In our present configuration, full length recombinant bovine TdT was used in the reaction. This particular enzyme denatures in the presence of elevated temperatures, thereby necessitating the repeated addition of enzyme during each step of nucleotide addition after blocking group removal via 95° C heat pulse. Therefore it would be useful to either isolate a naturally occurring variant of TdT or similar enzyme, that is heat tolerant, most likely from a thermophylic organism, or engineer such a variant. Another potential course of improvement would be to construct truncated and other variants of engineered TdT that exhibit faster kinetics of modified nucleotide incorporation. Lastly, our present system used commercially available nucleotides that had heat labile 3' protective groups. By switching to photolabile nucleotides, the system should perform better by exhibiting an overall faster reaction cycle, since temperature ramp up and down cycles are avoided and no extra TdT enzyme would need to be added at the beginning of each cycle, as heat denaturation would also be avoided.
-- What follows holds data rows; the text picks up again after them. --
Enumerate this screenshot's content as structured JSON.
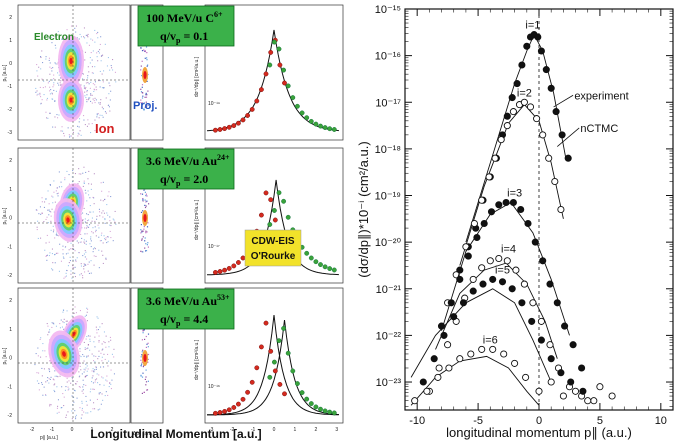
{
  "left_figure": {
    "rows": [
      {
        "title": "100 MeV/u C",
        "title_sup": "6+",
        "ratio_text": "q/v",
        "ratio_sub": "p",
        "ratio_value": "= 0.1",
        "map_labels": {
          "electron": "Electron",
          "ion": "Ion",
          "proj": "Proj."
        },
        "dist_ylabel": "dσ⁺/dp∥ [cm²/a.u.]",
        "dist_ticks": [
          "10⁻¹⁸",
          "10⁻¹⁹"
        ],
        "px_label": "pᵧ [a.u.]",
        "ytick_labels": [
          "2",
          "1",
          "0",
          "-1",
          "-2",
          "-3"
        ]
      },
      {
        "title": "3.6 MeV/u  Au",
        "title_sup": "24+",
        "ratio_text": "q/v",
        "ratio_sub": "p",
        "ratio_value": "= 2.0",
        "theory_labels": [
          "CDW-EIS",
          "O'Rourke"
        ],
        "dist_ylabel": "dσ⁺/dp∥ [cm²/a.u.]",
        "dist_ticks": [
          "10⁻¹⁶",
          "10⁻¹⁷"
        ],
        "px_label": "pᵧ [a.u.]",
        "ytick_labels": [
          "2",
          "1",
          "0",
          "-1",
          "-2"
        ]
      },
      {
        "title": "3.6 MeV/u  Au",
        "title_sup": "53+",
        "ratio_text": "q/v",
        "ratio_sub": "p",
        "ratio_value": "= 4.4",
        "dist_ylabel": "dσ⁺/dp∥ [cm²/a.u.]",
        "dist_ticks": [
          "10⁻¹⁵",
          "10⁻¹⁶"
        ],
        "px_label": "pᵧ [a.u.]",
        "ytick_labels": [
          "2",
          "1",
          "0",
          "-1",
          "-2"
        ],
        "bottom_xticks": [
          "-2",
          "-1",
          "0",
          "1",
          "2"
        ],
        "bottom_xlabel": "p∥ [a.u.]",
        "proj_xlabel": "Δp∥ [a.u.]",
        "dist_xticks": [
          "-3",
          "-2",
          "-1",
          "0",
          "1",
          "2",
          "3"
        ]
      }
    ],
    "xlabel": "Longitudinal Momentum [a.u.]"
  },
  "chart_data": {
    "type": "scatter",
    "xlabel": "longitudinal  momentum  p∥ (a.u.)",
    "ylabel": "(dσ/dp∥)*10⁻ⁱ (cm²/a.u.)",
    "xlim": [
      -11,
      11
    ],
    "ylim_log10": [
      -23.6,
      -15
    ],
    "yscale": "log",
    "xticks": [
      "-10",
      "-5",
      "0",
      "5",
      "10"
    ],
    "yticks": [
      "10⁻¹⁵",
      "10⁻¹⁶",
      "10⁻¹⁷",
      "10⁻¹⁸",
      "10⁻¹⁹",
      "10⁻²⁰",
      "10⁻²¹",
      "10⁻²²",
      "10⁻²³"
    ],
    "annotations": [
      "experiment",
      "nCTMC"
    ],
    "series": [
      {
        "label": "i=1",
        "filled": true,
        "centroid": -0.5,
        "points": [
          [
            -6.5,
            -20.6
          ],
          [
            -5.8,
            -20.1
          ],
          [
            -5.2,
            -19.7
          ],
          [
            -4.6,
            -19.1
          ],
          [
            -4.0,
            -18.6
          ],
          [
            -3.5,
            -18.2
          ],
          [
            -3.0,
            -17.7
          ],
          [
            -2.6,
            -17.3
          ],
          [
            -2.2,
            -16.9
          ],
          [
            -1.8,
            -16.6
          ],
          [
            -1.4,
            -16.2
          ],
          [
            -1.0,
            -15.8
          ],
          [
            -0.7,
            -15.6
          ],
          [
            -0.4,
            -15.55
          ],
          [
            -0.1,
            -15.6
          ],
          [
            0.2,
            -15.9
          ],
          [
            0.6,
            -16.3
          ],
          [
            1.0,
            -16.7
          ],
          [
            1.4,
            -17.2
          ],
          [
            1.9,
            -17.7
          ],
          [
            2.4,
            -18.2
          ]
        ],
        "curve": [
          [
            -6.0,
            -20.0
          ],
          [
            -4.0,
            -18.3
          ],
          [
            -2.0,
            -16.6
          ],
          [
            -1.0,
            -15.9
          ],
          [
            -0.4,
            -15.55
          ],
          [
            0.3,
            -15.9
          ],
          [
            1.2,
            -16.8
          ],
          [
            2.2,
            -18.2
          ]
        ]
      },
      {
        "label": "i=2",
        "filled": false,
        "centroid": -1.2,
        "points": [
          [
            -7.5,
            -21.3
          ],
          [
            -6.8,
            -20.7
          ],
          [
            -6.0,
            -20.1
          ],
          [
            -5.3,
            -19.6
          ],
          [
            -4.7,
            -19.1
          ],
          [
            -4.1,
            -18.6
          ],
          [
            -3.6,
            -18.2
          ],
          [
            -3.1,
            -17.8
          ],
          [
            -2.6,
            -17.5
          ],
          [
            -2.1,
            -17.2
          ],
          [
            -1.6,
            -17.05
          ],
          [
            -1.2,
            -17.0
          ],
          [
            -0.7,
            -17.1
          ],
          [
            -0.2,
            -17.35
          ],
          [
            0.3,
            -17.7
          ],
          [
            0.8,
            -18.2
          ],
          [
            1.3,
            -18.7
          ],
          [
            1.8,
            -19.3
          ]
        ],
        "curve": [
          [
            -6.5,
            -20.5
          ],
          [
            -4.5,
            -18.8
          ],
          [
            -2.5,
            -17.45
          ],
          [
            -1.2,
            -17.05
          ],
          [
            0.0,
            -17.4
          ],
          [
            1.0,
            -18.3
          ],
          [
            2.0,
            -19.5
          ]
        ]
      },
      {
        "label": "i=3",
        "filled": true,
        "centroid": -2.0,
        "points": [
          [
            -8.0,
            -21.8
          ],
          [
            -7.2,
            -21.3
          ],
          [
            -6.5,
            -20.8
          ],
          [
            -5.8,
            -20.3
          ],
          [
            -5.1,
            -19.9
          ],
          [
            -4.5,
            -19.6
          ],
          [
            -3.9,
            -19.35
          ],
          [
            -3.3,
            -19.2
          ],
          [
            -2.7,
            -19.15
          ],
          [
            -2.1,
            -19.15
          ],
          [
            -1.5,
            -19.3
          ],
          [
            -0.9,
            -19.6
          ],
          [
            -0.3,
            -20.0
          ],
          [
            0.3,
            -20.4
          ],
          [
            0.9,
            -20.9
          ],
          [
            1.5,
            -21.3
          ],
          [
            2.1,
            -21.8
          ],
          [
            2.8,
            -22.2
          ],
          [
            3.5,
            -22.7
          ]
        ],
        "curve": [
          [
            -8.0,
            -21.9
          ],
          [
            -6.0,
            -20.2
          ],
          [
            -4.0,
            -19.4
          ],
          [
            -2.3,
            -19.15
          ],
          [
            -0.5,
            -19.8
          ],
          [
            1.0,
            -20.8
          ],
          [
            2.5,
            -22.0
          ]
        ]
      },
      {
        "label": "i=4",
        "filled": false,
        "centroid": -2.5,
        "points": [
          [
            -9.0,
            -23.2
          ],
          [
            -8.2,
            -22.7
          ],
          [
            -7.5,
            -22.2
          ],
          [
            -6.8,
            -21.7
          ],
          [
            -6.1,
            -21.2
          ],
          [
            -5.4,
            -20.8
          ],
          [
            -4.7,
            -20.55
          ],
          [
            -4.0,
            -20.4
          ],
          [
            -3.3,
            -20.35
          ],
          [
            -2.6,
            -20.4
          ],
          [
            -1.9,
            -20.6
          ],
          [
            -1.2,
            -20.9
          ],
          [
            -0.5,
            -21.3
          ],
          [
            0.2,
            -21.7
          ],
          [
            0.9,
            -22.2
          ],
          [
            1.6,
            -22.7
          ],
          [
            2.5,
            -23.1
          ],
          [
            3.5,
            -23.3
          ],
          [
            4.5,
            -23.4
          ]
        ],
        "curve": [
          [
            -8.5,
            -22.3
          ],
          [
            -6.5,
            -21.1
          ],
          [
            -4.5,
            -20.6
          ],
          [
            -2.7,
            -20.45
          ],
          [
            -1.0,
            -20.9
          ],
          [
            0.5,
            -21.7
          ],
          [
            1.5,
            -22.5
          ]
        ]
      },
      {
        "label": "i=5",
        "filled": true,
        "centroid": -3.0,
        "points": [
          [
            -9.5,
            -23.0
          ],
          [
            -8.6,
            -22.5
          ],
          [
            -7.8,
            -22.0
          ],
          [
            -7.0,
            -21.6
          ],
          [
            -6.2,
            -21.3
          ],
          [
            -5.4,
            -21.05
          ],
          [
            -4.6,
            -20.9
          ],
          [
            -3.8,
            -20.8
          ],
          [
            -3.0,
            -20.85
          ],
          [
            -2.2,
            -21.0
          ],
          [
            -1.4,
            -21.3
          ],
          [
            -0.6,
            -21.7
          ],
          [
            0.2,
            -22.1
          ],
          [
            1.0,
            -22.5
          ],
          [
            1.8,
            -22.8
          ],
          [
            2.6,
            -23.0
          ],
          [
            3.6,
            -23.2
          ]
        ],
        "curve": [
          [
            -10.5,
            -22.9
          ],
          [
            -8.5,
            -22.0
          ],
          [
            -6.0,
            -21.3
          ],
          [
            -3.8,
            -21.0
          ],
          [
            -2.0,
            -21.3
          ],
          [
            -0.5,
            -22.1
          ],
          [
            1.0,
            -23.0
          ]
        ]
      },
      {
        "label": "i=6",
        "filled": false,
        "centroid": -4.0,
        "points": [
          [
            -10.2,
            -23.4
          ],
          [
            -9.2,
            -23.2
          ],
          [
            -8.3,
            -22.9
          ],
          [
            -7.4,
            -22.7
          ],
          [
            -6.5,
            -22.5
          ],
          [
            -5.6,
            -22.4
          ],
          [
            -4.7,
            -22.3
          ],
          [
            -3.8,
            -22.3
          ],
          [
            -2.9,
            -22.4
          ],
          [
            -2.0,
            -22.6
          ],
          [
            -1.1,
            -22.9
          ],
          [
            0.0,
            -23.2
          ],
          [
            1.0,
            -23.0
          ],
          [
            2.0,
            -23.3
          ],
          [
            3.0,
            -23.2
          ],
          [
            4.0,
            -23.4
          ],
          [
            5.0,
            -23.1
          ],
          [
            6.0,
            -23.3
          ]
        ],
        "curve": [
          [
            -10.5,
            -23.5
          ],
          [
            -8.5,
            -22.9
          ],
          [
            -6.5,
            -22.55
          ],
          [
            -4.3,
            -22.45
          ],
          [
            -2.5,
            -22.7
          ],
          [
            -1.0,
            -23.2
          ],
          [
            0.0,
            -23.5
          ]
        ]
      }
    ]
  }
}
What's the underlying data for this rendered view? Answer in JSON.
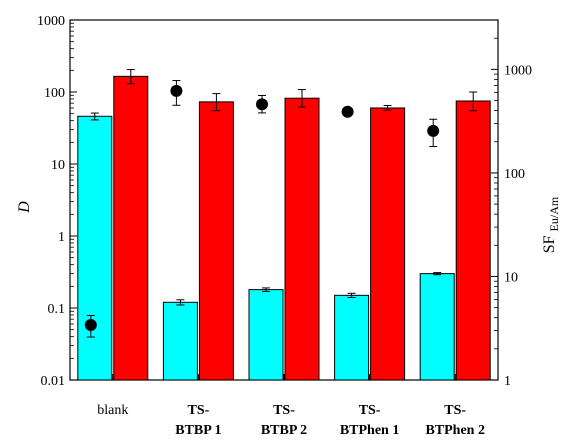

We are presently exploring these improved features.



Potential Errors in the Synthesis System


During each cycle there are independent sources of error that can affect the overall efficiency of the reaction. The most obvious errors include: 1) Incomplete enzymatic addition of 3' reversibly protected dNTPs by TdT during the nucleotide incorporation step. 2) Incomplete hydrolysis of 3' protective group during heating or other treatment. 3) Incomplete removal of unincorporated 3' reversibly protected nucleotides after each incorporation step. 4) Spontaneous hydrolysis of 3' protective groups prior to intended deprotection. Each error, if not sufficiently addressed would compound the likelihood of misincorporated nucleotides and a reduction of overall yield.

For example, during error scenario 1, oligonucletide chains that have not had a 3' reversibly protective group nucleotide added during an incorporation step, will, during the subsequent step after deprotection, be potential substrates for the addition of the next incoming nucleotide. This would lead to the base deletion. During error scenario 2, the failure to remove a protective group would lead to a population of oligonucleotides that would fail to add a nucleotide during the next subsequent addition of incoming nucleotides, leading to a base deletion at this step. For error scenario 3, the presence of unremoved, unreacted nucletides would lead to misincorporation and hence base substitutions during each subsequent stage of oligonucleotide elongation. During Scenario 4, the presence of dNTPs without 3' protective groups would lead to the incorporation of multiple dNTPs, resulting in homopolymeric stretches of nucleotides in the growing oligonucleotide chain. This would lead to insertion mutations. For a truly reliable system to be built, these and potentially other sources of error will need to be adequately countered.


References
  1. Minhaz Ud-Dean, S.M. (2008) A Theoretical Model for Template-Free Synthesis of Long DNA Sequence. Syst. Synth. Biol. 2:67-73
  2. Koukhareva, I. and Lebedev, A. (2009) 3'-Protected 2'-Deoxynucleoside 5'-Triphosphates as a Novel Tool for Heat-Triggered Activation of PCR. Anal Chem. 81(12):4955-4962
  3. Kuan, W.L., Joy, J. Mee, N.F., Perlyn, K.Z., Wen, T.S., Nguen, T., James, J., Chai, E., Flotow, H., Crasta, S., Chua, K., Peng, N.S. and Hill, J. (2010) Generation of Active Bovine Terminal Deoxynucleotidyl Transferase (TdT) in E. coli. Biochemistry Insights. 3: 41-46.
  4. Boule, J.B., Rougeon, F.Papanicolaou, C. (2001) Terminal Deoxynucleotidyl Transferase Indiscriminately Incorporates Ribonucleotides and Deoxyribonucleotides. J. Biol. Chem. 276, 33: 31388-31393.
  5. Motea, E.A. and Berdis, A.J. (2010) Terminal Deoxynucleotidyl Transferase: The Story of a Misguided DNA Polymerase. Biochim. Biophys. Acta. 1804, 5: 1151-1166.
  6. Gardner, A.F., Wang, J., Wu, W., Karouby, J., Li, H., Stupi, B.P., Jack, W.E., Hersh, M.N. and Metzker, M.L. (2012) Rapid Incorporation Kinetics and Improved Fidelity of a Novel Class of 3'-OH Unblocked Reversible Terminators. Nucleic Acids Research. 40, 15: 7404-7415.